According to the McKinsey report The Archipelago Economy: Unleashing Indonesia’s Potential, the population of middle-class (or consuming-class) people globally will increase by 1.8 billion over the next few years, of which 75 percent will come from Asia. McKinsey defined consuming-class people as individuals with an annual net income above $3,600 (at 2005 PPP). In Indonesia, the number of consuming-class people is increasing exponentially. The report also indicated that approximately 90 million Indonesian people will join the middle classes by 2030 – a major increase from the estimated 40 million already in that group in 2010. This huge number of people has been driving the country’s economic growth over the last few years.
According to the IMF’s World Economic Outlook report, released in April, Indonesia’s 2014 GDP ranked 16th in the world, sitting among more developed countries (see Fig. 1).
The significant size of Indonesia’s middle-class population offers a huge potential market for business. Added to a relatively stable political situation, it is not surprising that many investors – including foreign investors – are expanding their businesses in Indonesia.
According to the Indonesian Government’s investment services agency – the Investment Coordinating Board – FDI in Indonesia rose to $29.27bn in 2015, from $28.53bn a year earlier. This increase indicates improving investor sentiment in the country since the 2014 election of President Joko Widodo, who has been trying to attract foreign investors. At the same time, domestic investors invested $179.5trn in 2015, up 15 percent from a year earlier.
While the number of middle-class people multiplies, the group’s economic power is also becoming greater, which in turn helps create stronger purchasing power than before. This improved spending power pushes demand for consumer goods such as smartphones, luxuries, cars and even properties.

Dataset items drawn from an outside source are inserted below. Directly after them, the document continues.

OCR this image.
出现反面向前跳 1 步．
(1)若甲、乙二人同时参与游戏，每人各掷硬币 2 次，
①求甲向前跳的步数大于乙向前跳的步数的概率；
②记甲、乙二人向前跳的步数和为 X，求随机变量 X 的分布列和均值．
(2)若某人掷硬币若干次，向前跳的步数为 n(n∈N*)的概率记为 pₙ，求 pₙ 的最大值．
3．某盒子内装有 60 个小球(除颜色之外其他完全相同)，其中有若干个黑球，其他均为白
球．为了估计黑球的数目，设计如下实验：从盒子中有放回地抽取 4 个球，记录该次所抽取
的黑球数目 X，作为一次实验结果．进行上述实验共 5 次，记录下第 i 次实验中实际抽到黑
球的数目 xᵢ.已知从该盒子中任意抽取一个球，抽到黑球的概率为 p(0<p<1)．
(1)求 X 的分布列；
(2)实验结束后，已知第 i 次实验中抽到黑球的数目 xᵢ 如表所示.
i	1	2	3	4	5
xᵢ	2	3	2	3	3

The significant size of Indonesia’s middle-class population offers a huge potential market for business
In the coming few years, a large number of these middle-class people are expected to move to bigger cities – not just Jakarta and its surrounding area, but also Bandung and Surabaya. Such soaring migration will create a greater need for residential properties, transportation, telecommunications, education and healthcare.
Demographic conditions also help to boost Indonesia’s economy in general: with a population totalling around 250 million, Indonesia is the world’s fourth most populous country.
The country’s age structure also plays an important role in driving the economy, as approximately 66 percent of the total population is between 15 and 64 years old. In other words, about two-thirds of Indonesia’s population is at the active working age. With the unemployment rate at 5.8 percent, the majority of the workforce is generating income and therefore has buying power. Not surprisingly, Indonesia’s GDP is driven more than 50 percent by household consumption.
From an investment point of view, it is not hard to realise the huge opportunity offered by the consumer sector. Because of this, the investment and product teams at Danareksa Investment Management decided to launch Danareksa Mawar Konsumer 10 in February 2011. What makes Danareksa Mawar Konsumer 10 unique as an open-end equity fund is its focus on the consumer sector. As previously stated, our in-depth research shows that more than 50 percent of Indonesia’s economy is driven by domestic consumption alone – thanks to the increasing income of the middle classes, controlled inflation, and a low interest rate environment.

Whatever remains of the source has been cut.